Cases such as Board of Trustees, Newport Public Library v. City of Newport, 300 Ky. 125, 187 S.W.2d 806, and Board of Trustees of Policemen’s and Firemen’s Retirement Fund v. City of Paducah, Ky., 333 S.W.2d 515, holding that the General Assembly may require a county or city to levy a tax for a purpose which is local *54in application but is of statewide concern, are of no help because, as hereinbefore pointed out, the tax here involved is of a kind that is not within the power of a county to levy for any purpose.
Also, cases sttch as Miller v. State Building Commission, 308 Ky. 249, 214 S.W.2d 265, holding that money raised by state taxes may be expended in a particular locality for a localized function if the purpose served is one of statewide concern, are not applicable because, as hereinbefore stated, a state tax cannot validly be levied in one county only, and in any event the tax here in question cannot reasonably be considered to be a state tax.

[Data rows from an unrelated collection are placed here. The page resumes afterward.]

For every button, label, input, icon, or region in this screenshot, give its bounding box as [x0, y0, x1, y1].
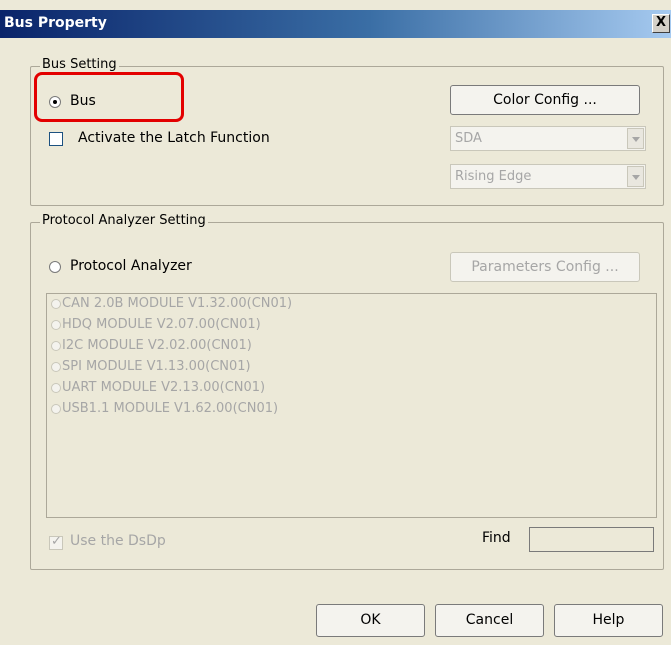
bus-setting-legend: Bus Setting: [40, 57, 119, 72]
parameters-config-label: Parameters Config ...: [471, 259, 619, 275]
bus-highlight-annotation: [34, 72, 184, 122]
close-button[interactable]: X: [652, 14, 670, 33]
module-list[interactable]: CAN 2.0B MODULE V1.32.00(CN01) HDQ MODUL…: [46, 293, 657, 518]
ok-button[interactable]: OK: [316, 604, 425, 637]
module-radio: [51, 341, 61, 351]
module-label: USB1.1 MODULE V1.62.00(CN01): [62, 401, 279, 416]
module-radio: [51, 320, 61, 330]
module-label: UART MODULE V2.13.00(CN01): [62, 380, 266, 395]
module-label: HDQ MODULE V2.07.00(CN01): [62, 317, 261, 332]
bus-property-dialog: Bus Property X Bus Setting Bus Color Con…: [0, 0, 671, 645]
parameters-config-button: Parameters Config ...: [450, 252, 640, 282]
find-input[interactable]: [529, 527, 654, 552]
edge-select: Rising Edge: [450, 164, 646, 189]
cancel-button[interactable]: Cancel: [435, 604, 544, 637]
latch-checkbox[interactable]: [49, 132, 63, 146]
edge-select-value: Rising Edge: [455, 169, 532, 184]
chevron-down-icon: [627, 128, 644, 149]
close-icon: X: [655, 15, 667, 30]
title-bar[interactable]: Bus Property X: [0, 10, 671, 38]
help-button[interactable]: Help: [554, 604, 663, 637]
module-label: I2C MODULE V2.02.00(CN01): [62, 338, 252, 353]
ok-label: OK: [360, 612, 381, 628]
module-label: SPI MODULE V1.13.00(CN01): [62, 359, 251, 374]
signal-select-value: SDA: [455, 131, 482, 146]
color-config-button[interactable]: Color Config ...: [450, 85, 640, 115]
color-config-label: Color Config ...: [493, 92, 597, 108]
signal-select: SDA: [450, 126, 646, 151]
module-radio: [51, 404, 61, 414]
protocol-analyzer-radio[interactable]: [49, 261, 61, 273]
chevron-down-icon: [627, 166, 644, 187]
latch-label[interactable]: Activate the Latch Function: [78, 130, 270, 146]
use-dsdp-checkbox: ✓: [49, 534, 63, 550]
use-dsdp-label: Use the DsDp: [70, 533, 166, 549]
module-label: CAN 2.0B MODULE V1.32.00(CN01): [62, 296, 293, 311]
module-radio: [51, 299, 61, 309]
module-radio: [51, 362, 61, 372]
cancel-label: Cancel: [465, 612, 514, 628]
protocol-analyzer-label[interactable]: Protocol Analyzer: [70, 258, 192, 274]
protocol-setting-legend: Protocol Analyzer Setting: [40, 213, 208, 228]
module-radio: [51, 383, 61, 393]
find-label: Find: [482, 530, 511, 546]
help-label: Help: [592, 612, 625, 628]
checkmark-icon: ✓: [51, 534, 62, 549]
dialog-title: Bus Property: [4, 15, 107, 31]
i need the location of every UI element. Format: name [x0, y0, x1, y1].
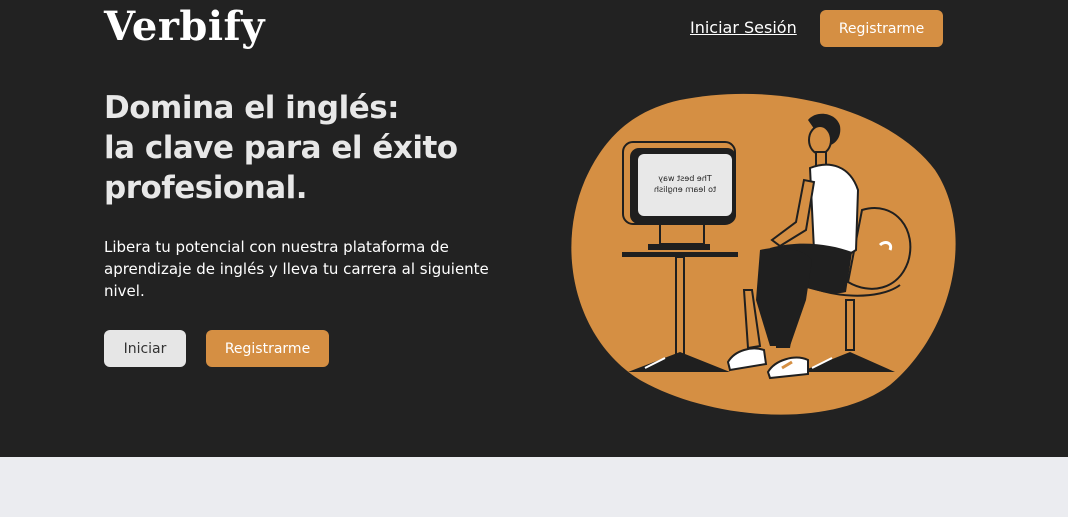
headline-line: profesional.: [104, 170, 308, 206]
hero-section: Verbify Iniciar Sesión Registrarme Domin…: [0, 0, 1068, 457]
start-button[interactable]: Iniciar: [104, 330, 186, 367]
headline-line: la clave para el éxito: [104, 130, 458, 166]
page-bottom-section: [0, 457, 1068, 517]
monitor-stand: [648, 244, 710, 250]
nav-register-button[interactable]: Registrarme: [820, 10, 943, 47]
hero-headline: Domina el inglés: la clave para el éxito…: [104, 88, 524, 208]
hero-subtitle: Libera tu potencial con nuestra platafor…: [104, 238, 489, 300]
hero-register-button[interactable]: Registrarme: [206, 330, 329, 367]
monitor-neck: [659, 223, 705, 245]
screen-text-line: to learn english: [654, 185, 716, 194]
brand-logo[interactable]: Verbify: [104, 2, 265, 52]
screen-text-line: The best way: [658, 174, 713, 183]
person-head: [808, 125, 832, 155]
login-link[interactable]: Iniciar Sesión: [690, 17, 797, 39]
hero-illustration: The best way to learn english: [571, 93, 956, 415]
person-shirt: [808, 163, 860, 258]
chair-stem: [845, 299, 855, 351]
desk-leg: [675, 256, 685, 358]
headline-line: Domina el inglés:: [104, 90, 400, 126]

In simple truth, the situation is that the taxing resources of Jefferson County have proved inadequate to provide a suitable jail, which is a predominantly local facility. By the Act here in question, the General Assembly has sought to delegate to the county some of the state’s taxing power. That is exactly what Section 181 of the Constitution is intended to prevent. See Board of Trustees of Policemen’s and Firemen’s Retirement Fund v. City of Paducah, Ky., 333 S.W.2d 515.
It is suggested that somehow the Act could be validated by considering the imposition of the charge of $2.00 on each criminal conviction as being in the nature of costs or an added fine. It is not clear how even if so considered the charge, imposed only in one county, could be sustained. In any event, there is no possible justification for treating the charge as anything other than a tax because (1) it is expressly called a tax and (2) its plain, undisguised purpose is to produce revenue.
It appears that the proposed plan of Jefferson County for financing a new jail is dependent upon the validity of the criminal conviction tax. We having held that tax invalid, there remains no justiciable controversy with respect to the validity of the “holding company” statute and the features of the Jefferson County plan which involve that statute. Accordingly, it is inappropriate for any adjudication to be made in those regards.
The judgment is reversed with directions to enter judgment in conformity with this opinion.